Durante todo o percurso deste esforço intelectivo estará latente o seguinte questionamento: as
metáforas do management são capazes de promover encontros hermenêuticos aos sujeitos nas
organizações? Iniciarei com uma tentativa de compreensão da origem da consciência, buscando a sua
construção na sua relação interativa com a cultura e suas formas simbólicas. Argumentarei o papel da
ideologia na produção das metáforas enquanto formas simbólicas. A abordagem crítica deste ensaio
revela a possibilidade, ou melhor, a necessidade de também ser criticado, como forma de desobstrução
de novas interpretações possíveis promovendo reflexões emancipatórias.
Distante da pretensão de verdade, apresento os limites de minha própria compreensão sobre os
fenômenos da realidade organizacional aqui abordados.

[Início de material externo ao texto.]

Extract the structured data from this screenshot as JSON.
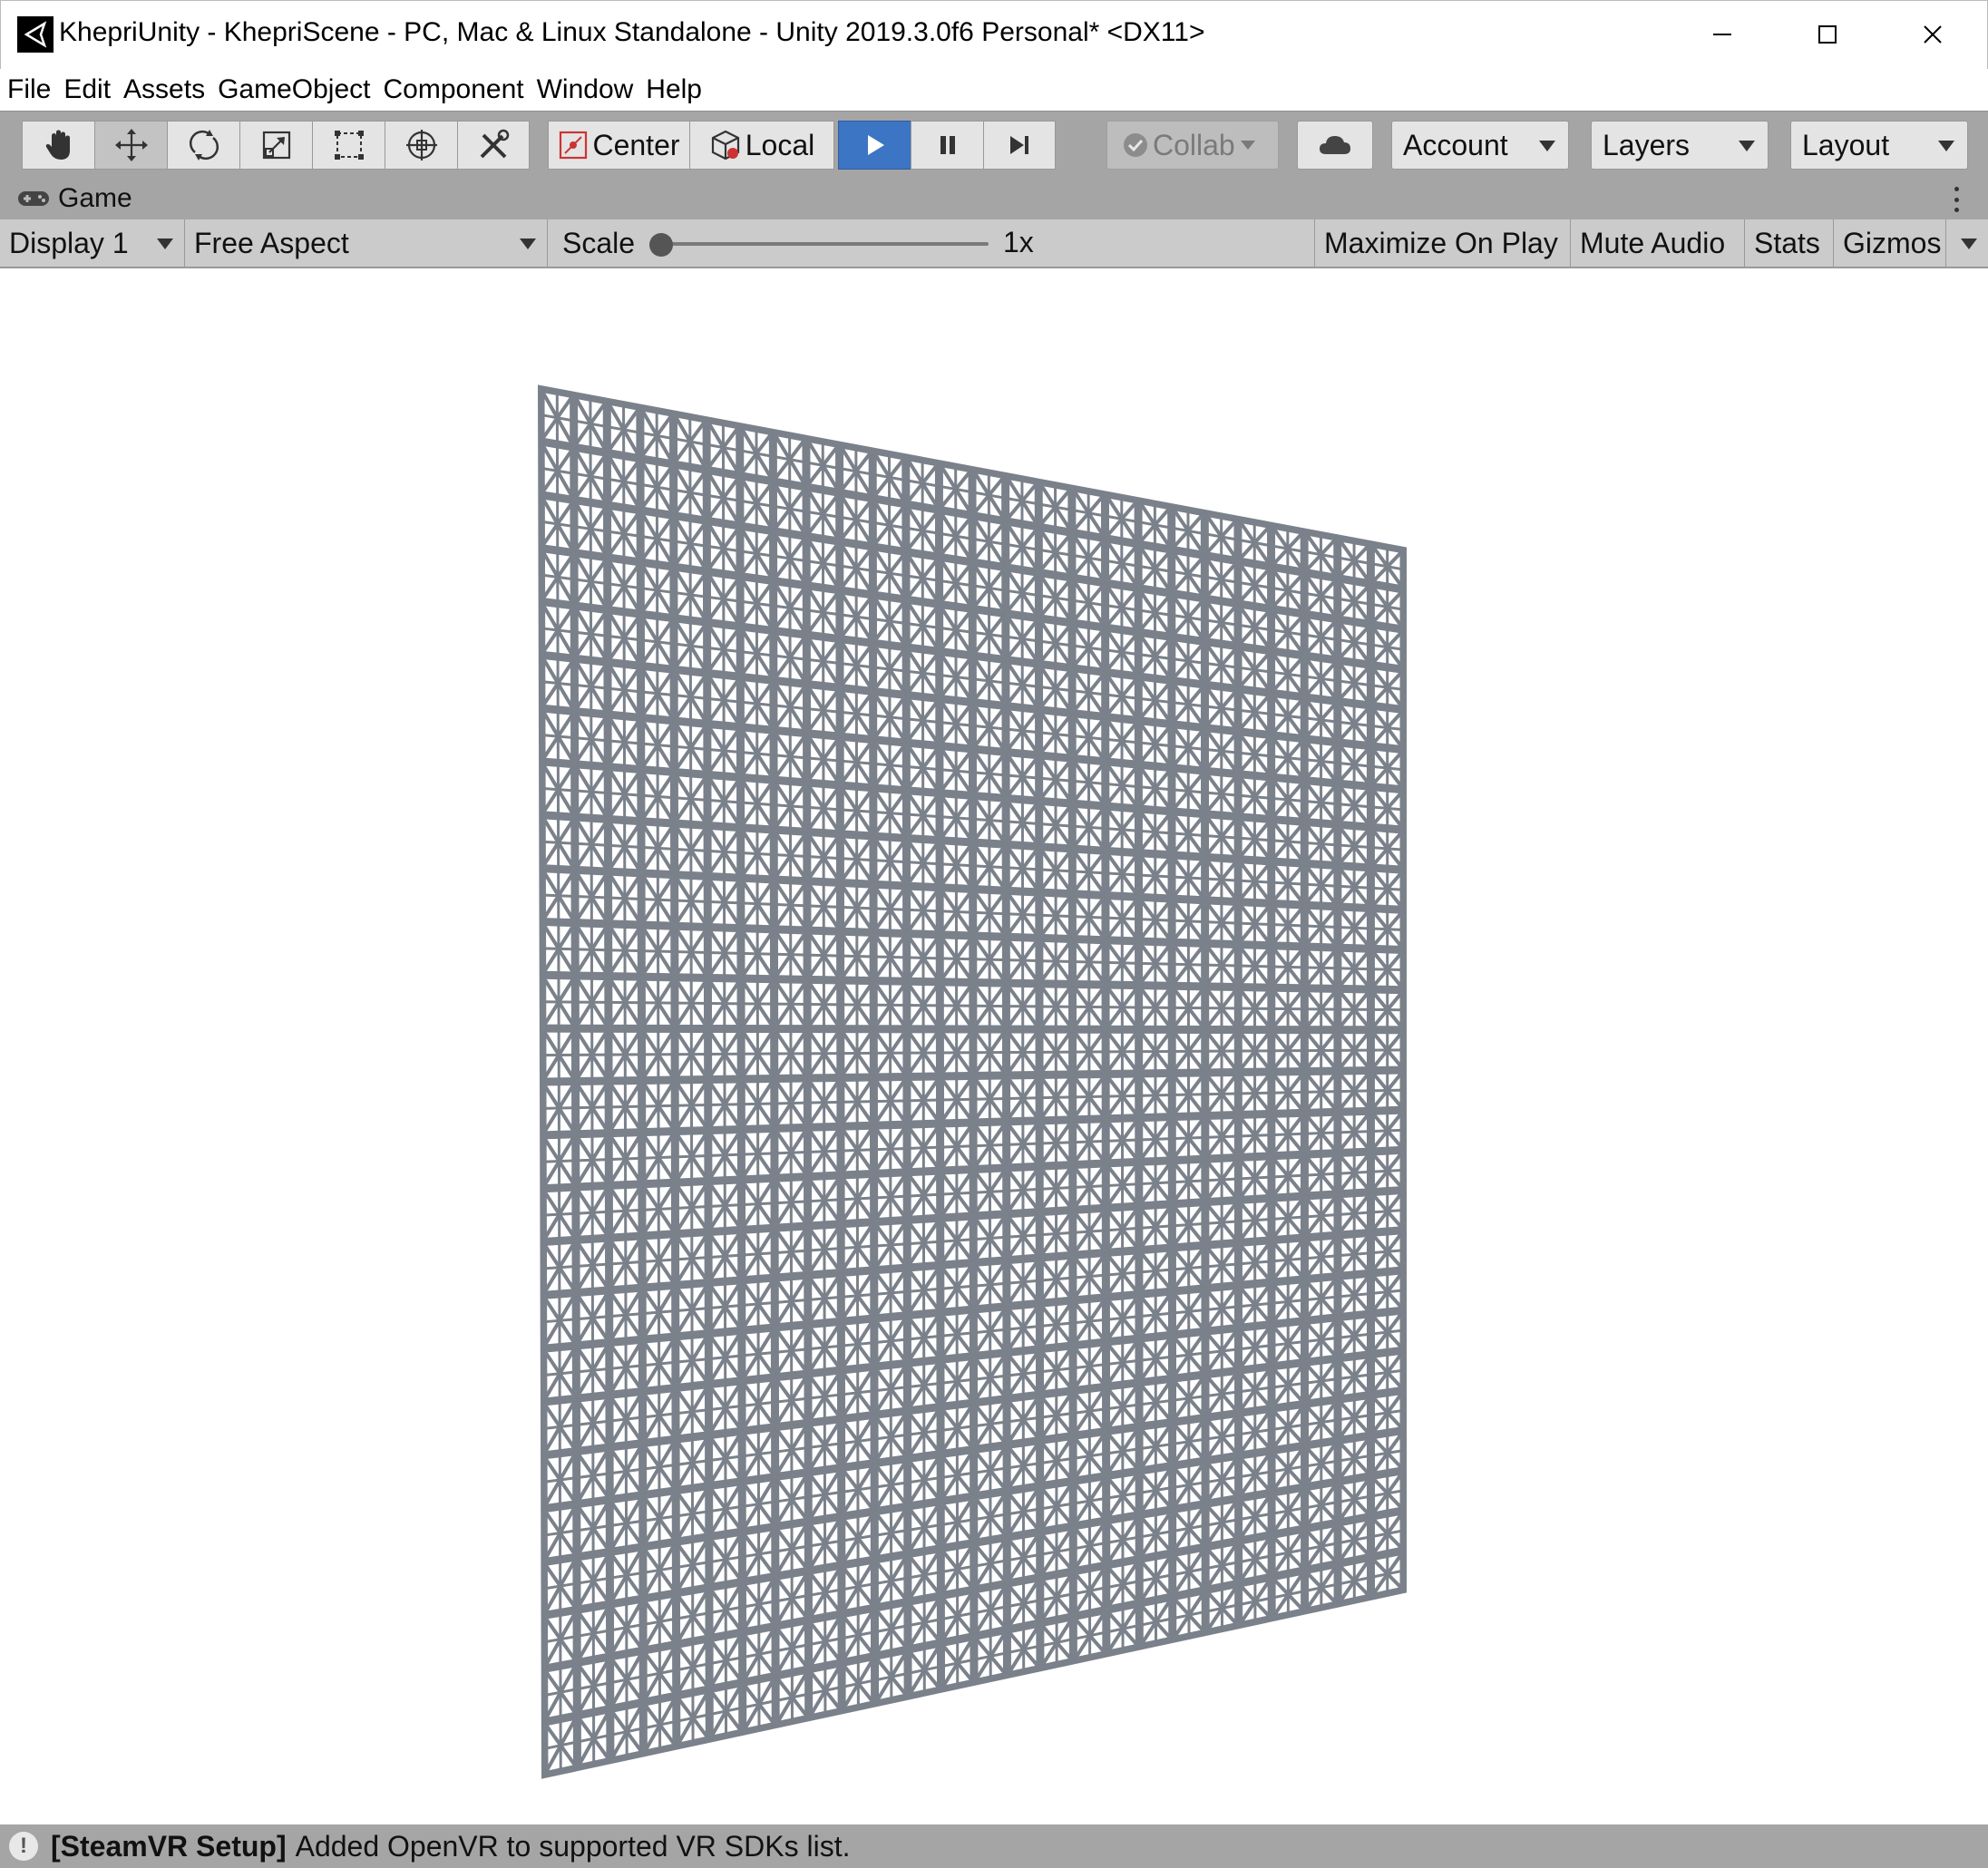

Compartilhando este percurso de um autêntico
encontro hermenêutico. Espero que minhas inquietações de pesquisador possam provocar outros
encontros a interlocutores potenciais.

Racionalidade e a apreensão da realidade

A construção racional da realidade se dá a partir da capacidade de significá-la com


linguagem. Este é o imperativo para a interação inteligível com o mundo. Para Gadamer (2007),
o ser que pode ser compreendido é linguagem. Ao contrário da teoria designativa, onde a
linguagem era considerada o veículo do pensamento, Gadamer (2007) a compreende não como
condutora de significados entre razão e mundo concreto, mas a construção mútua entre
pensamento linguístico e fenômenos da realidade, significando-a numa interação
experienciadora entre sujeito racional e mundo vivido.
A racionalidade é dialógica e intersubjetiva (HABERMAS, 2012), e é através de
linguagem, com associação comum de signos e significantes entre sujeitos, que se formam
esquemas interpretativos para ordenamento da realidade aparente e consequente a chave para a
aproximação e compreensão – sempre precária – da realidade. Em outras palavras, a
racionalidade, linguística em essência (GADAMER, 2007), viabiliza conjuntos de significações
compartilhadas, que por sua vez são transmitidas de geração a geração, construídas e
reconstruídas em cada contexto sócio-histórico (re)delineando uma tradição linguística
(GADAMER, 2007) e cultural através de um processo simbiótico entre estes fatores.
Para Gadamer, linguagem é “um fenômeno social, cultural e histórico, e qualquer estudo
detalhado deveria começar com uma apreciação deste fato vital” (LAWN, 2011, p. 107). De
acordo com este pensador, linguagem muda ao longo do tempo, através de infinitas trocas
dialógicas dentro do contexto da tradição e da história, para além da capacidade de controle de
qualquer agente (LAWN, 2011). Entretanto, Habermas (1987) explora a ação comunicativa e
demonstra como a linguagem é ideológica por natureza, e por esta característica, pode ser
sistematicamente significada com propósitos de ordenamento social que por sua vez, dada a
materialidade histórica dessa ordem, beneficia grupos dominantes daquele contexto através
daquela tradição linguística. O que parece estar em dissonância entre o pensamento destes
autores é a capacidade da linguagem em promover genuínos encontros entre sujeito e a
realidade, condicionados pela significação linguística de seus fenômenos.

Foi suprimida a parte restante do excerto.